Ce sentiment d’affection entre la mère et l’enfant est, à vrai dire, le premier et principal fondement de l’éducation ; car sans cela point d’ouverture de cœur de part ni d’autre, point de confiance, point d’épanchements ; l’enfant s’emprisonne dans sa timidité, et sous cet abri ses penchants croissent en silence, à l’insu de la mère, qui n’a rien fait pour les connaître et les diriger. Mme de Sévigné avait d’abord été tentée de s’emparer de Pauline : « Le bon abbé (de Coulanges) me disait tantôt que je devrais vous demander Pauline, qu’elle me donnerait de la joie et que j’étais plus capable que je n’ai jamais été de la bien élever : j’ai été ravie de ce discours, mettons-le cuire, nous y penserons quelque jour » (Id.). Elle ne donna pas suite à ce projet de demande : elle sentait trop bien que la plus légitime institutrice de la fille, c’est sa propre mère et qu’il ne faut point rompre, ni même interrompre longtemps ces rapports naturels. Maïs elle ne la perd pas de vue, et son cœur, sans cesse en route de Paris à Aix, l’environne de ses tendres sollicitudes. Pauline, mise en dépôt quelque temps au pensionnat d’Aubenas, en avait rapporté, paraît-il, ces airs confits en modestie que les petites empruntent volontiers aux grandes : « Vous avez raison. » écrit-elle à Mme de Grignan, de supprimer la modestie de Pauline ; elle serait usée à quinze ans : une modestie prématurée et déplacée pourrait faire de méchants effets. » (25 octobre 1679.)

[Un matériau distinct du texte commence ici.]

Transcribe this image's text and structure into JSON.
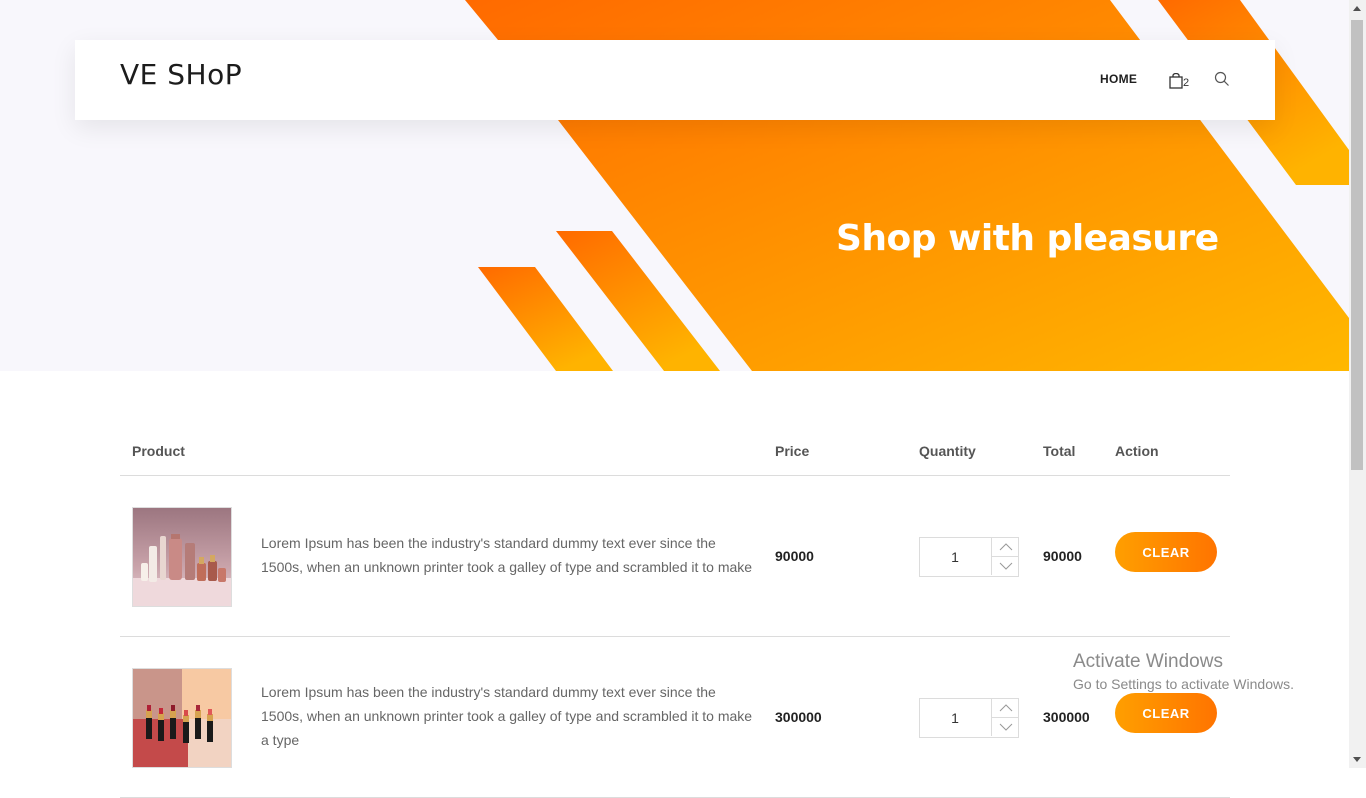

C’est aussi du pensionnat peut-être qu elle avait rapporté, en dépit des gronderies des maîtresses, l’habitude de contrefaire le langage, les gestes des personnes ; elle s’en acquittait agréablement et faisait rire. Sa grand’mère ne pouvait être très-sévère sur ces badinages satiriques : c’était une pointe des Rabutin : « Mon Dieu ! que Pauline est plaisante ! que sa petite vivacité, que je vois d’ici, est aimable et divertissante ! Sans vouloir louer la qualité de contrefaire, il faut : avouer que c’est la chose du monde qui réjouit le plus parfaitement. Comme je suis persuadée que Pauline n’en fera point un mauvais usage et que ce plaisir ne sera que pour sa famille, je suis fort aise qu’elle ait ce talent et j’espère bien en avoir ma part. Son frère est assez bon singe aussi ». Sage restriction et qui, si elle eût été mise en pratique par Bussy-Rabutin, eût épargné à ce cousin de Mme de Sévigné dix-sept années de disgrâce.

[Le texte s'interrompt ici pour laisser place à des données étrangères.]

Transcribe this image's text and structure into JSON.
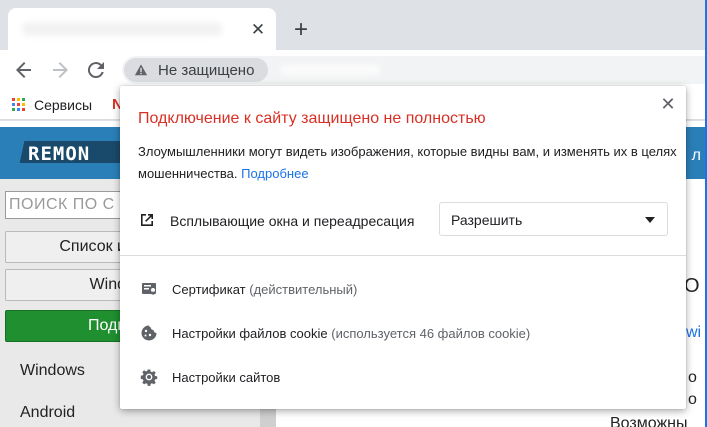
{
  "browser": {
    "tab": {
      "title": "",
      "close_icon": "close-icon"
    },
    "new_tab_icon": "plus-icon",
    "back_icon": "arrow-left-icon",
    "forward_icon": "arrow-right-icon",
    "reload_icon": "reload-icon",
    "security_chip": {
      "label": "Не защищено",
      "icon": "warning-icon"
    },
    "url": "",
    "bookmarks": {
      "apps_label": "Сервисы",
      "next_fragment": "N"
    }
  },
  "page": {
    "logo_text": "REMON",
    "header_right_fragment": "л",
    "search_placeholder": "ПОИСК ПО С",
    "buttons": {
      "list": "Список и",
      "windows": "Wind",
      "subscribe": "Подп"
    },
    "side_links": {
      "windows": "Windows",
      "android": "Android"
    },
    "right_fragments": [
      "О",
      "wi",
      "о",
      "о",
      "Возможны"
    ]
  },
  "popup": {
    "title": "Подключение к сайту защищено не полностью",
    "description": "Злоумышленники могут видеть изображения, которые видны вам, и изменять их в целях мошенничества.",
    "link": "Подробнее",
    "permission": {
      "label": "Всплывающие окна и переадресация",
      "value": "Разрешить",
      "icon": "open-in-new-icon"
    },
    "certificate": {
      "label": "Сертификат",
      "note": "(действительный)",
      "icon": "certificate-icon"
    },
    "cookies": {
      "label": "Настройки файлов cookie",
      "note": "(используется 46 файлов cookie)",
      "icon": "cookie-icon"
    },
    "site_settings": {
      "label": "Настройки сайтов",
      "icon": "gear-icon"
    }
  },
  "colors": {
    "warning_red": "#d93025",
    "link_blue": "#1a73e8",
    "site_header_blue": "#2a7fb8",
    "subscribe_green": "#1f8f2f"
  }
}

L’éducation se continue ainsi sous le regard lointain de la bonne grand’mère, bien plus portée, comme de juste, à la louange qui encourage qu’à la critique qui rend craintive. Pauline lui écrit sa première lettre : grosse affaire pour une petite fille. Elle ne manque pas de l’admirer, quoiqu’elle voie bien que ce n’est pas son écriture ; mais elle y reconnaît son style : c’est avoir de bons yeux. La lettre fait le tour de la famille et des amies ; les oncles sont ravis, Mme de la Fayette en oublie une vapeur dont elle était suffoquée. Ces mêmes yeux de grand’mère lui font voir, dans cette lettre, que Pauline est jolie ; et bientôt même ce n’est plus seulement jolie, c’est « Pauline et ses charmes. » (13 décembre 1679.)

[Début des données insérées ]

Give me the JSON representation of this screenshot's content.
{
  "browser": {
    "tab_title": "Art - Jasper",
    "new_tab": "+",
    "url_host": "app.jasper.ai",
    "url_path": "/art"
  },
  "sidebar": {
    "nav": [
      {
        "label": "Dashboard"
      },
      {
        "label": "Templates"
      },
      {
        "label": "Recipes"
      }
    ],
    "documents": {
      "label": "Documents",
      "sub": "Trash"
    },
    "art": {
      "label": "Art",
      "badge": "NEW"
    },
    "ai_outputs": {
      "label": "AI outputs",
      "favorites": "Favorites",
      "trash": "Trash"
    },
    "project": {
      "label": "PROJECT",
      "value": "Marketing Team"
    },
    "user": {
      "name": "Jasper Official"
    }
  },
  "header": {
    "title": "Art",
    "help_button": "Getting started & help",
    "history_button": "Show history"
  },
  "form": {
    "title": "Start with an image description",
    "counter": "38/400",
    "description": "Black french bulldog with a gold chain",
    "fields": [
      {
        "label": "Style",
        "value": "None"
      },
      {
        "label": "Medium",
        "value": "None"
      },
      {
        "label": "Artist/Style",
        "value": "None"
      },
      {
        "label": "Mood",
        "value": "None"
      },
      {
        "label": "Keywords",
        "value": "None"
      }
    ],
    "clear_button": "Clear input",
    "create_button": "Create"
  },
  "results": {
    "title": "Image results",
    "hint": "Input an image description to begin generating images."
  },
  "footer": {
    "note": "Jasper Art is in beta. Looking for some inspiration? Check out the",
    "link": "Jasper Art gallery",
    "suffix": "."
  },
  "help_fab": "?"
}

Touchante tendresse et qui n’avait rien de simulé (car le cœur de Mme de Sévigné ne connut jamais que la sincérité), mais qui se complaisait en ses effusions, afin que Me de Grignan fût fière de sa fille et ne songeât plus à s’en séparer. Avec quelle délicatesse, quels ménagements et en même temps quelle haute raison elle lui trace ses règles de conduite à cet égard et ce qu’exige l’éducation de la jeune fille. « Pour moi, je jouirais de cette petite société, qui vous vous doit faire un amusement et une occupation : je la ferais travailler, lire de bonnes choses, maïs point trop simples ; je raisonnerais avec elle, je verrais de quoi elle est capable et je lui parlerais avec amitié et confiance… C’est un prodige que cette petite ; son esprit est sa dot. Jamais vous ne serez embarrassée de cette enfant ; au contraire, elle pourra vous être utile. Préparez-la à m’aimer et baisez-la tout à l’heure pour l’amour de moi. » (15 juin 1680, 26 octobre 1688.)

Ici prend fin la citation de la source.